Religulous love and hate

 

San Tan Valley in the orbit of Phoenix is foreclosure-central these days, with 863 properties on offer. So it's probably not surprising that a man's prayer stand along a busy highway is doing a boffo business with commuters.

In fact, Matthew Cordell, 38, is so much in demand that he has backed up traffic for miles, reports The Arizona Republic. That forced the former body-shop worker to move down the road to an empty parking lot. There, accompanied by a Chihuahua named Skye and Christian music blasting from car speakers, Cordell offers blessings and solace three days a week from 6 to 10 a.m. This is work he loves, Cordell says, and "when it's something God wants you to do, you can't get away from it." He was inspired by seeing a roadside fruit vendor, though Cordell says he didn't act until he heard his pastor preach a sermon about "leaving one's comfort zone behind." Competing along the highway with vendors selling everything from turtles to tamales, Cordell says the people who drive in are surprisingly open and "quick to reveal things others might deem taboo." He keeps a list of every prayer request, he says, and during the day consults it when seeking divine help.

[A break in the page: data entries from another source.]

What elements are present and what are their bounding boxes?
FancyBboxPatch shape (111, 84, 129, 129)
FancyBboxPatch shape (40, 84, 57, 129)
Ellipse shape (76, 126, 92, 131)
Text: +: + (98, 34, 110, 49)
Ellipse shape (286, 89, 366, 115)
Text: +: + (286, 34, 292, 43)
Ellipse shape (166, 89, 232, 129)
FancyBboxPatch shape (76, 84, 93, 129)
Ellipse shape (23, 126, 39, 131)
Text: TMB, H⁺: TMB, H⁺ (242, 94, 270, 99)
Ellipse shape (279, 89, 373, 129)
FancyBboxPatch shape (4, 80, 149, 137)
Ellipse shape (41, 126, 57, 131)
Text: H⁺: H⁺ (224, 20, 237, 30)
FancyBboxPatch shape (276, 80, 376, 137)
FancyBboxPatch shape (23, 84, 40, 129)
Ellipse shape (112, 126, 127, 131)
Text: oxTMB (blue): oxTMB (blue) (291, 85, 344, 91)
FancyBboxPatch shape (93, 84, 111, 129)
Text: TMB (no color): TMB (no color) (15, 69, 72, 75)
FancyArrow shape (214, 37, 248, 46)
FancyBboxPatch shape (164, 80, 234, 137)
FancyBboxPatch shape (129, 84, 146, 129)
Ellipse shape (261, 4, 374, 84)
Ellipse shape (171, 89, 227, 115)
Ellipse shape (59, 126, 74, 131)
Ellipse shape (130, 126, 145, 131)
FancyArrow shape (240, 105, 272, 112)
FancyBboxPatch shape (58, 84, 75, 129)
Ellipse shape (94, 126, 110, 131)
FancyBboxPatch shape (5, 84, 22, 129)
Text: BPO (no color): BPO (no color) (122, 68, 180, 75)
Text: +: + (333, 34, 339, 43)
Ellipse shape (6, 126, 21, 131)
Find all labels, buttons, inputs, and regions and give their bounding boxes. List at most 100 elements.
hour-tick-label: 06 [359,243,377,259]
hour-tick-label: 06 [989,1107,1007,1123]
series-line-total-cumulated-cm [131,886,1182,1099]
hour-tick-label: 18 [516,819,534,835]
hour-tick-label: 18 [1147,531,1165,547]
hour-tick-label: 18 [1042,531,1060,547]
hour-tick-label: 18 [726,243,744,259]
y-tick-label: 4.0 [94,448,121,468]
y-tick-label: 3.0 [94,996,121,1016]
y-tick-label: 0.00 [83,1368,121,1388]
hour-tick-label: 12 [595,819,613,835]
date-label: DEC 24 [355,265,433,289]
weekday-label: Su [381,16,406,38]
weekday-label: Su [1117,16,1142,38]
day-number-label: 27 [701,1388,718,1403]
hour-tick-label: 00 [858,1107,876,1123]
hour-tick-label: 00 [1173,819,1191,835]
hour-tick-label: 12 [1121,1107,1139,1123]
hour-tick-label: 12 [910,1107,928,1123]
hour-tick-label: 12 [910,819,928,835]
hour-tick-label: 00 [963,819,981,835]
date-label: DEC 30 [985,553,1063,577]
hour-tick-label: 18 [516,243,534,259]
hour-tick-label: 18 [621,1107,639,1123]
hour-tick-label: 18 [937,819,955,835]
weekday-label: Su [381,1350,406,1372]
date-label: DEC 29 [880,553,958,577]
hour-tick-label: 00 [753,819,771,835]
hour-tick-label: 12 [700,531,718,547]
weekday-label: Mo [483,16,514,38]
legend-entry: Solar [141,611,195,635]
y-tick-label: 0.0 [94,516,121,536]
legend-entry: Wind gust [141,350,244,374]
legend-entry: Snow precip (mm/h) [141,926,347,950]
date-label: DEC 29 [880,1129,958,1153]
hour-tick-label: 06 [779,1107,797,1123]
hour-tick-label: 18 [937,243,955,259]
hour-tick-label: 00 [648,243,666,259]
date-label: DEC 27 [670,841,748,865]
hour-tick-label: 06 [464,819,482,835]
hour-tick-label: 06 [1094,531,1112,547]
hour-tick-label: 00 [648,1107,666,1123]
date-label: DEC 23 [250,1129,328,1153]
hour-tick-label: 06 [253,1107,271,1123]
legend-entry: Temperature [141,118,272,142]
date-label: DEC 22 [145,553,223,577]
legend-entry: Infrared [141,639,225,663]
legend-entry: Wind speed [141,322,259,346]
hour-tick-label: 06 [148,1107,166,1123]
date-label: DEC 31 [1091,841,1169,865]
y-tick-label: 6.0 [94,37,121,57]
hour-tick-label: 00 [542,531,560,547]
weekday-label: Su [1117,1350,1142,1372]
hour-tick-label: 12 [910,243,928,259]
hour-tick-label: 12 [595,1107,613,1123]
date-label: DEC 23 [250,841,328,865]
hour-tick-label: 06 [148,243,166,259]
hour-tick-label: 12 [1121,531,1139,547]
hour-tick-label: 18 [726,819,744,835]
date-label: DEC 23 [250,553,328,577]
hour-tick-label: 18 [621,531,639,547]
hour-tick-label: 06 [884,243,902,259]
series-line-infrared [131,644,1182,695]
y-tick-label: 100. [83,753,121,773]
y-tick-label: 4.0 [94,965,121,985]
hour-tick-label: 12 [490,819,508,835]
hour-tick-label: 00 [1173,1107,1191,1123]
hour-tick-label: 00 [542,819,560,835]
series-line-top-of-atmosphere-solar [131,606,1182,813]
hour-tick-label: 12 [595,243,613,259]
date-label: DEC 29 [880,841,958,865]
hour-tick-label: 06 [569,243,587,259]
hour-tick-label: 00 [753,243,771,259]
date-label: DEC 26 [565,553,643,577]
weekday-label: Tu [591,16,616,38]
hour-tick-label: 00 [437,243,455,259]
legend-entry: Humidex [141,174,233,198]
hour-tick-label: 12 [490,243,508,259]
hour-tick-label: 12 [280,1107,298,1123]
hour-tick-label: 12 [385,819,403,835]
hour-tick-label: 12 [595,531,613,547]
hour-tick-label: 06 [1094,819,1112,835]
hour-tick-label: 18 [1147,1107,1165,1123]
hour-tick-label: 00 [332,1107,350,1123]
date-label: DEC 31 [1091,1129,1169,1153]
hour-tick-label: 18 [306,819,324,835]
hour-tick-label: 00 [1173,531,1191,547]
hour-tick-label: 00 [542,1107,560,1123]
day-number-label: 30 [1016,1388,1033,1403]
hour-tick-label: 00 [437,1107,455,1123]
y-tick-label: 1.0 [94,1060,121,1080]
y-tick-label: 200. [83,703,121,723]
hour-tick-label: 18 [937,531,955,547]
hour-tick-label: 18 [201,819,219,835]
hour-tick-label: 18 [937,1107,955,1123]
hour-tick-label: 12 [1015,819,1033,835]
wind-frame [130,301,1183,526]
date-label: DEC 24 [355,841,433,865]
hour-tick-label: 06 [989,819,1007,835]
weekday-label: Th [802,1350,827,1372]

Meanwhile, in Tempe, Ariz., there's a pastor who might benefit from a chat with the compassionate freelancer Matthew Cordell. At the Faithful Word Baptist church, Steven L. Anderson has been preaching sermons about "Why I hate Barack Obama." He also admits to "praying for Obama's death," reports The Arizona Republic. Members of his small congregation (24 on a recent Sunday) apparently take him seriously. It was a member of the Faithful Word congregation who armed himself with an assault rifle and showed up at the Phoenix Convention Center when Obama spoke there. But Anderson has not been allowed to spew his message of hate unopposed. When he preached inside his church recently, about 100 protesters gathered outside for what they called a "love rally." One carried a sign that said, "My God is a God of peace." Another protester told a reporter, "I'm all for tolerance and love. Hate is a dangerous word and I'm afraid someone might get hurt."